I am reminded of an Indian parable about a flock of Doves that was migrating and had become very hungry during their journey. The leader of the flock encouraged them to press on a little further so that they might find something to eat. A little while later they spotted some grains of rice and under a tree. The flock landed and while they ate, a heavy net fell on them ensnaring them so that they were unable to get free. As they struggled to get free they noticed a hunter approaching. The flock began to panic, but the leader told them she had a plan. She said, “if each of us grab a piece of the net and fly upwards we will be able to get away.” And so each of the birds grabbed a piece of the net in their beak and began to fly. The hunter noticed this and tried to pursue them, but they rose higher and higher until they got away from the hunter. Still constrained by the net, the leader told the flock to fly to see a nearby mouse who would be able to free them. The leader told the mouse the story and instead of asking the mouse to free her she ensured that the rest of the flock was freed first, and so the mouse began to nibble away at the net eventually freeing all of the Doves.
I think about how the uncomfortable political climate, the gross racialized disparities and the corporatized exploitation of the poor have us as a nation ensnared and doomed for a fate at the hands of the hunter. Racial justice is the intentional effort of each of us individually taking our piece of the problem and collectively flying to safety. We must recognize, as Dr. King wrote in his Letter from a Birmingham Jail, that in addition to “injustice anywhere being a threat to justice everywhere...” that “We are caught in an inescapable network of mutuality tied in a single garment of destiny.”

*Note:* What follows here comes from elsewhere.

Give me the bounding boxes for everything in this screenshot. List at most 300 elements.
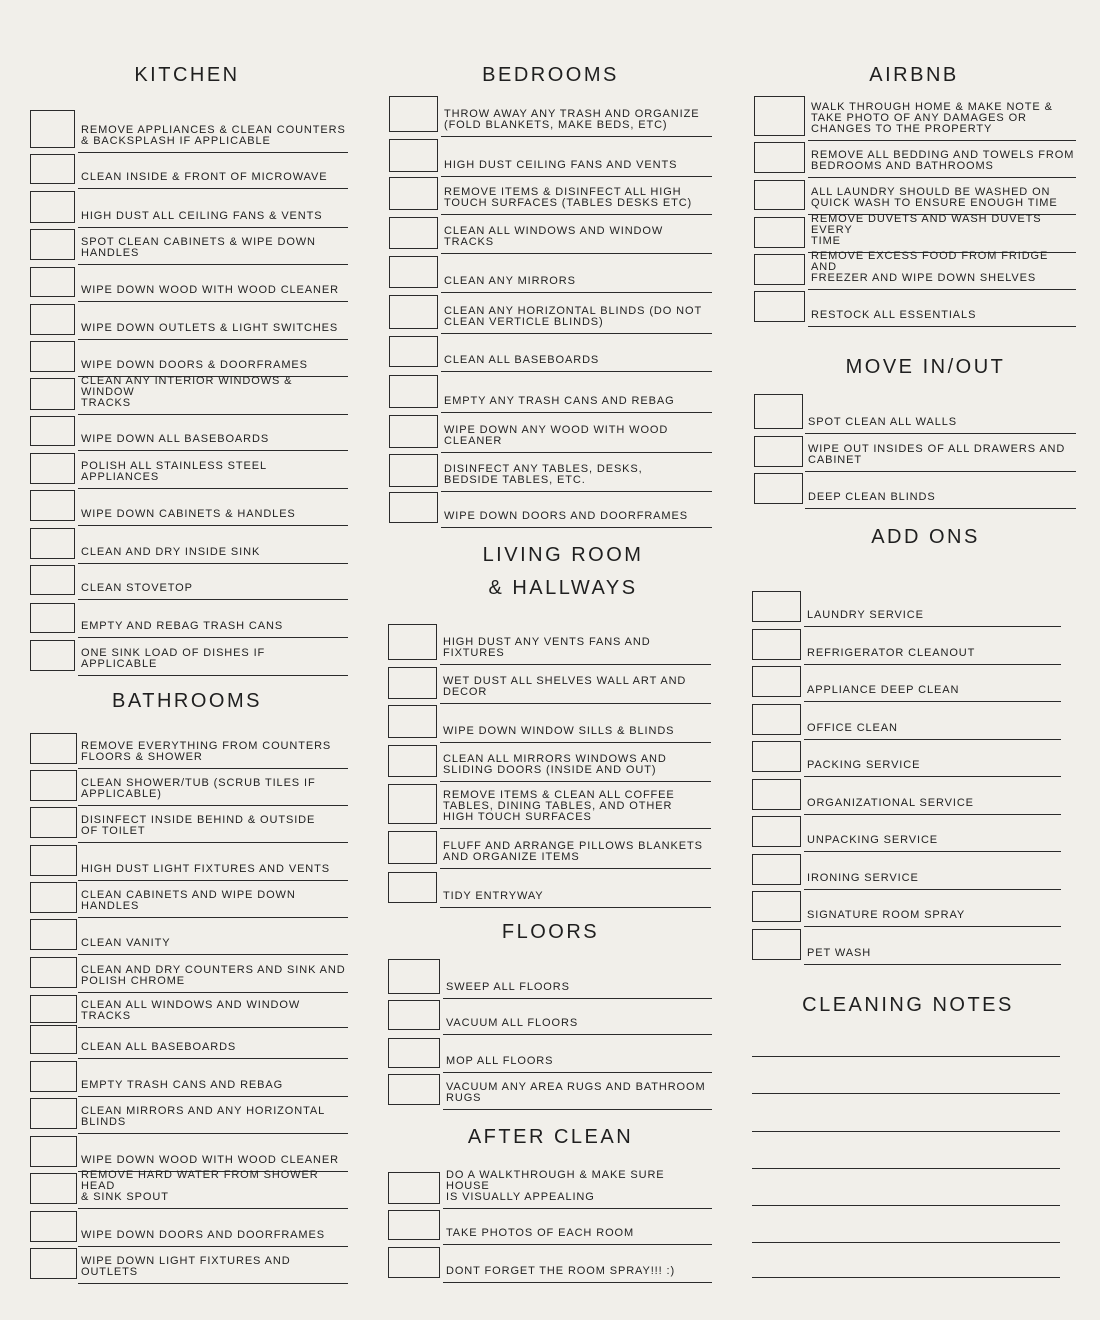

So we must advocate, join organizations, not be silent, educate ourselves, endeavor to put ourselves in situations where we are learning from others not like us, call elected officials, march, protest and resist!
We cannot be satisfied with freeing ourselves, we must ensure that we all get free! We must recognize that our destiny as a nation and as individual are linked together and therefore racial justice is justice for all!